Local authority people are being schooled by central government on how to do commissioning; how to specify the services required and establish measures to control the providers on the bases of unit cost and activity. Meeting specifications is about as far as you can get from meeting purpose and, ironically, meeting purpose would drive costs down, as the examples I began with illustrate.

The second thing the government is doing is employing an organisation (Locality) to send hundreds of ‘activists’ in to communities, whose job it is to encourage the ‘big society’ to happen. Sending out activists to create the ‘big society’ may create some activity, especially where people have problems they want to solve, but it is not an effective method for creating change, not least because it implicitly discounts those who are currently doing great work. Recognising these people is the better place to start.

Fritz Schumacher, claimed by some to Cameron’s inspiration for the Big Society, said you have to start at the human level if you want to change society. The first task, he argued, is to recognise people who are already doing something about it, to support them and ask: what do we need to do as government to ensure that more of this good work happens elsewhere? He, like other economists, warned that the de-humanisation of work will lead to the failure of society; in the context of the Big Society, making work instrumental (adhere to contract) is to go against the grain; instead work should be purposive and vocational – just as it already is for many who now feel disenfranchised by the Big Society.

To give him credit, Cameron also said that top-down, top-heavy, controlling micro-management from the centre doesn’t work and only serves to sap energy and diminish contribution.
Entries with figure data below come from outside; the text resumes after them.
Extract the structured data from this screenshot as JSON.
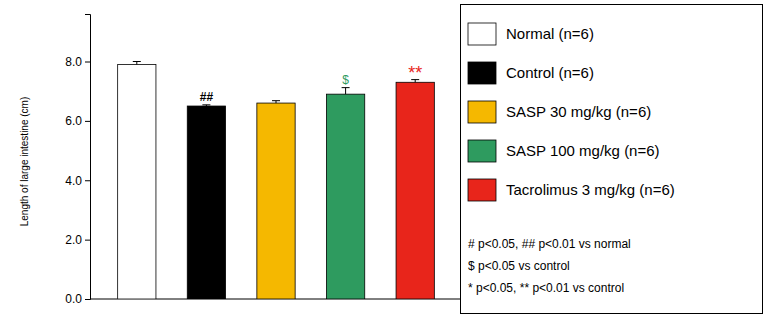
{
  "chart_data": {
    "type": "bar",
    "y_label": "Length of large intestine (cm)",
    "categories": [
      "Normal (n=6)",
      "Control (n=6)",
      "SASP 30 mg/kg (n=6)",
      "SASP 100 mg/kg (n=6)",
      "Tacrolimus 3 mg/kg (n=6)"
    ],
    "values": [
      7.9,
      6.5,
      6.6,
      6.9,
      7.3
    ],
    "errors": [
      0.1,
      0.04,
      0.08,
      0.22,
      0.09
    ],
    "colors": [
      "#ffffff",
      "#000000",
      "#f5b800",
      "#2e9b5f",
      "#e8251b"
    ],
    "significance": [
      null,
      "##",
      null,
      "$",
      "**"
    ],
    "notes": [
      "# p<0.05, ## p<0.01 vs normal",
      "$ p<0.05 vs control",
      "* p<0.05, ** p<0.01 vs control"
    ],
    "ylim": [
      0,
      9.6
    ],
    "yticks": [
      {
        "value": 0,
        "label": "0.0"
      },
      {
        "value": 2,
        "label": "2.0"
      },
      {
        "value": 4,
        "label": "4.0"
      },
      {
        "value": 6,
        "label": "6.0"
      },
      {
        "value": 8,
        "label": "8.0"
      }
    ],
    "tick_labels": "y",
    "legend": "right",
    "grid": false
  }
}
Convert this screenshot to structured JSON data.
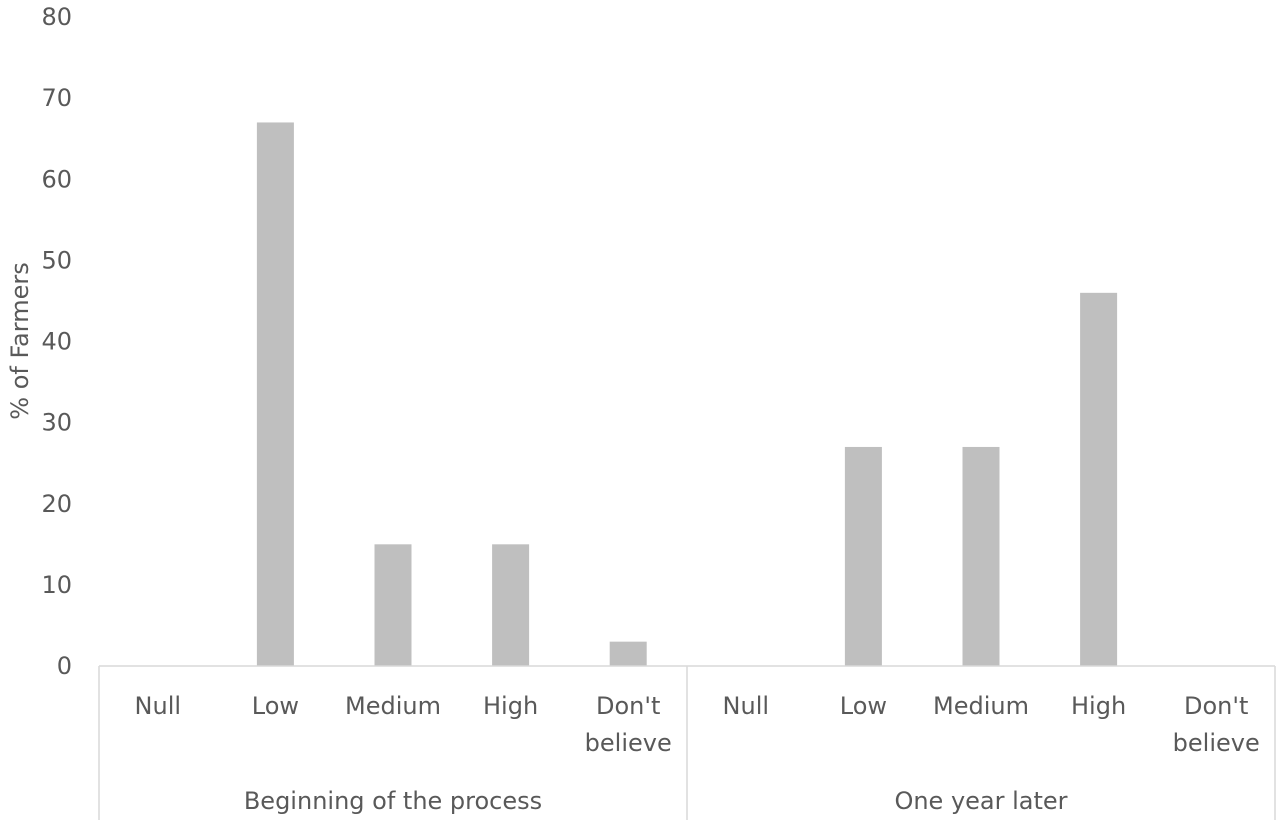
{
  "chart_data": {
    "type": "bar",
    "groups": [
      {
        "label": "Beginning of the process",
        "categories": [
          "Null",
          "Low",
          "Medium",
          "High",
          "Don't believe"
        ],
        "values": [
          0,
          67,
          15,
          15,
          3
        ]
      },
      {
        "label": "One year later",
        "categories": [
          "Null",
          "Low",
          "Medium",
          "High",
          "Don't believe"
        ],
        "values": [
          0,
          27,
          27,
          46,
          0
        ]
      }
    ],
    "title": "",
    "xlabel": "",
    "ylabel": "% of Farmers",
    "ylim": [
      0,
      80
    ],
    "yticks": [
      0,
      10,
      20,
      30,
      40,
      50,
      60,
      70,
      80
    ],
    "grid": false,
    "bar_color": "#bfbfbf",
    "axis_color": "#d9d9d9",
    "text_color": "#595959"
  }
}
But illustrating the centre’s belief in ‘levers’, he and his ministers pull the lever marked ‘big’, replacing micro-management with macro structure.

Cameron said you can call it liberalism, you can call it empowerment, you can call it freedom, you can call it responsibility, but, he said, ‘I call it the Big Society’. If we had to choose a better operational definition for the ‘big society’ maybe it should be called Big Business or, perhaps, the Big Folly. Suggestions welcome.

But I do not despair. The costs of the scale initiatives will emerge, in time, and embarrass the politicians, the problems we have in our communities will not go away and in the meantime, those who are delivering services that work which are also having profoundly beneficial effects on their communities will continue, even if under the radar. Some, of course, will lose their jobs but they will never lose what they now know.

To give a final example: people responsible for housing allocations learn, when they study the service, that most of the people on the housing waiting list will never qualify for a house, so they let these people know where they stand and take them off the list. They also learn that there are many people on the list who have a problem which would not be solved by providing housing and they work to help these people take responsibility and solve their problems in their communities. And, when they get down to the few who actually need a home, this shorter list can be accommodated. These new, citizen-focused, problem-solving designs, delivered by people that Cameron would describe as ‘empowered’ (noxious term), which build strength into communities, also operate at much less cost.

As Schumacher observed, small really is beautiful.